The education process is not purely linear between teacher and student. Students are concerned not only with their absolute performance, but also their performance relative to their peers. Students (both older and younger) are affected by their peers. These peer effects could be direct or indirect. For example, the insightful questions asked by one’s classmates help one in coming to a deeper understanding of the concept under discussion (a positive direct peer effect). The disruption in a classroom caused by one student affects the learning of another (a negative immediate peer effect). An indirect peer effect could be student A observes that student B is doing well academically and so is motivated to work harder. Another indirect peer effect could be that student B’s performance prods the teacher who, consequently, gives more inspiring classes from which student A receives benefits. Thus, for some students, particularly the older ones, their peers are complementary to a teacher’s aide, whereas, for others, their peers are perfect substitutes for a teacher’s aide.

Students, of course, learn more than academic subjects in the school setting. A big part of the education process is character formation. Peer interaction is a vital part of character formation. The richness of the school environment in terms of co-curricular activities is essential in character formation, which feeds back into the education process. The willingness to stick to a task and strive for excellence are traits that can be nurtured or reinforced through co-curricular activities. Students who are gifted and who excel in non-academic areas do influence other students through peer effects, even if those other students will never shine in these non-academic areas.
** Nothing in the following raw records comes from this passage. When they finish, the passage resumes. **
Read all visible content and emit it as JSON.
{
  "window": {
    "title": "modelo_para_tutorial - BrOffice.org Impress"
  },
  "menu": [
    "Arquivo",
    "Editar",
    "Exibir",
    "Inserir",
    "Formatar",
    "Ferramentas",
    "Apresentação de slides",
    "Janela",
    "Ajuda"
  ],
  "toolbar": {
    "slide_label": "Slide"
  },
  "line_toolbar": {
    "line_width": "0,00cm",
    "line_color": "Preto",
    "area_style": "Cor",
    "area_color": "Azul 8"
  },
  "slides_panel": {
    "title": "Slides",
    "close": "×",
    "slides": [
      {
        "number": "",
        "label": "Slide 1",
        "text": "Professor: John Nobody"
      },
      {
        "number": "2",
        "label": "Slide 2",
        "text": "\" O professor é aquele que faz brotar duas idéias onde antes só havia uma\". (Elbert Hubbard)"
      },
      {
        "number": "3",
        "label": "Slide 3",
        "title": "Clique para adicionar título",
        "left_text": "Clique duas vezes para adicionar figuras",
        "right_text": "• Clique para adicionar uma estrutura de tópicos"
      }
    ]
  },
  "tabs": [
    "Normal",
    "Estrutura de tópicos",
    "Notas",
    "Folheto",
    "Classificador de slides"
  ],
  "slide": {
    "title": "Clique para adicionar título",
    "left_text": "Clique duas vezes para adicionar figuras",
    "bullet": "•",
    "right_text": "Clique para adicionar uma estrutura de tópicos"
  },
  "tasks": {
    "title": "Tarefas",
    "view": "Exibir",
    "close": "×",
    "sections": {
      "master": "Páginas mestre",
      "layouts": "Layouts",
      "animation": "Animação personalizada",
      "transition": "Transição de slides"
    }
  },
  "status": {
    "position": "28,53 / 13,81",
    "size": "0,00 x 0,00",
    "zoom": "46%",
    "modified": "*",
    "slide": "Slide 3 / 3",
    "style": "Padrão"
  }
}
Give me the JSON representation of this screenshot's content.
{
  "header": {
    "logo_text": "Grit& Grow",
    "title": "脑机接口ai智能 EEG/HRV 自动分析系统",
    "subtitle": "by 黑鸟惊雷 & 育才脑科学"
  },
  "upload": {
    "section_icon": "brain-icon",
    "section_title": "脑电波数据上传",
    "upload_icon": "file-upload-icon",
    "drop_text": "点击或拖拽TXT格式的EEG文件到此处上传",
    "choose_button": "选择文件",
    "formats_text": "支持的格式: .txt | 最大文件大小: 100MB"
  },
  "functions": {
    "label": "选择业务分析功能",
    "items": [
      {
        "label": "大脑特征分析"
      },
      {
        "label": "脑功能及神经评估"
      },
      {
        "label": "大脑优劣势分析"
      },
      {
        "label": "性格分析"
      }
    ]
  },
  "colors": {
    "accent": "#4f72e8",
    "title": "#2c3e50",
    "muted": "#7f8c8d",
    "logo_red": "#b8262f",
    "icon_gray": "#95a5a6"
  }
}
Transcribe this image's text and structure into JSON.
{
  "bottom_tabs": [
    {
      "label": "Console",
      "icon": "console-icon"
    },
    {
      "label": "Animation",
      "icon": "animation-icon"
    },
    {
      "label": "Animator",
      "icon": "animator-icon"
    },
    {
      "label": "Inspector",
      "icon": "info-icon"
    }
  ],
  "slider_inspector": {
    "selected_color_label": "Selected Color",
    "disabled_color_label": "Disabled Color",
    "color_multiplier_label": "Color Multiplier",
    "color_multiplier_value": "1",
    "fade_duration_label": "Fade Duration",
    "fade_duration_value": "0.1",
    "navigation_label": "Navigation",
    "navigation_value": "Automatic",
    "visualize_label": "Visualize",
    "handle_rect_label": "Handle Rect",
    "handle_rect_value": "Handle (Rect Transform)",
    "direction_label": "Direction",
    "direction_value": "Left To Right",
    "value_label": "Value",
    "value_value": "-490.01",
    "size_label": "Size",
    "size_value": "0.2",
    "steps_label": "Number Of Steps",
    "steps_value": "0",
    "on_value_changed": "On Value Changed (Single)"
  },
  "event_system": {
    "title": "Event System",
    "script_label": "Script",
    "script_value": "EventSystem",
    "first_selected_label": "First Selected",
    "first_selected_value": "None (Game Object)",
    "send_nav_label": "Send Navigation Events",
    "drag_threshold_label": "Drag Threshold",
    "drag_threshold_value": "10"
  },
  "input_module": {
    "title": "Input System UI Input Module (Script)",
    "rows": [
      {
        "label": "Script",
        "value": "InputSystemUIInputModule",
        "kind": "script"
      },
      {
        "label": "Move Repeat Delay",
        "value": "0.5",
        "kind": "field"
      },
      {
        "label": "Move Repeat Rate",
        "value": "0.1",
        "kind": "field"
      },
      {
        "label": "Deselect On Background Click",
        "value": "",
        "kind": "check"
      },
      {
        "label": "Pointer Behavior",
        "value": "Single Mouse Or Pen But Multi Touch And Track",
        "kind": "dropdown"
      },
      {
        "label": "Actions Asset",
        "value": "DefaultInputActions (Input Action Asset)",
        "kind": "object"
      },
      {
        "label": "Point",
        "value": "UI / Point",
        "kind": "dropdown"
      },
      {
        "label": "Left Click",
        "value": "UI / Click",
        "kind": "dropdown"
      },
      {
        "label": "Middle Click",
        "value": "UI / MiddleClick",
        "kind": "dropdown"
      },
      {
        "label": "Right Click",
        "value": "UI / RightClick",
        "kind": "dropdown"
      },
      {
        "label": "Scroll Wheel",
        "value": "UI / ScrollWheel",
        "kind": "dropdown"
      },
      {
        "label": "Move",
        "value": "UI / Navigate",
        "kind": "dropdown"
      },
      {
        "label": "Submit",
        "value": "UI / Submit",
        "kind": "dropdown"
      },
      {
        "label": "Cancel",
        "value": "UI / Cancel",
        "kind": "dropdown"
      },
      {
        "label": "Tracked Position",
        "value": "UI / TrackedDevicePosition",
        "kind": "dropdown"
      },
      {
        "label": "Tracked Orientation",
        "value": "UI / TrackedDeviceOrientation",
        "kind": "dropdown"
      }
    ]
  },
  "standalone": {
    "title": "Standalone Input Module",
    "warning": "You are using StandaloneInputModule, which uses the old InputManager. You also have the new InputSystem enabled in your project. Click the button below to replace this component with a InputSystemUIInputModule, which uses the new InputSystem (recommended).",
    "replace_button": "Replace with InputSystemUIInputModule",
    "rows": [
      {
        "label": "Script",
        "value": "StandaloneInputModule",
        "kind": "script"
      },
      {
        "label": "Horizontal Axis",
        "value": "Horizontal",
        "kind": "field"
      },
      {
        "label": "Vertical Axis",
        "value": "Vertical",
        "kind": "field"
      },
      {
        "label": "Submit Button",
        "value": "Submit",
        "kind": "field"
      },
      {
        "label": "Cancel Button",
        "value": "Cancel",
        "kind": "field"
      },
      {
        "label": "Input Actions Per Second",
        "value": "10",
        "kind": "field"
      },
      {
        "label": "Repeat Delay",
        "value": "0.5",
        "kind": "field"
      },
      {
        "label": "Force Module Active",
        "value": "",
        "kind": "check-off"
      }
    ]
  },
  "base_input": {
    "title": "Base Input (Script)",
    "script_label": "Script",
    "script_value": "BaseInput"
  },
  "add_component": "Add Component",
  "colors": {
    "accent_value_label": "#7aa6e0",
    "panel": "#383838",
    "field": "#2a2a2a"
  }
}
Homeschooling removes these peer effects, whereas remote learning can reduce or even eliminate them. The possible heterogeneity of peer effects across gender is likely to compound the distortions associated with remote learning. Indeed, there is a strand of the psychology literature which suggests that girls are more responsive than boys to peers. We should, therefore, ruminate that girls and boys may be affected differently from the diminution of peer interactions caused by the introduction of distance learning.

The COVID-19 disruption to our education production process grants us an opportunity to think about how the education process works and what its essential components are. The more we understand this process and its various inputs, the better we will be in constructing an education infrastructure that educates all our pupils to the highest possible standards.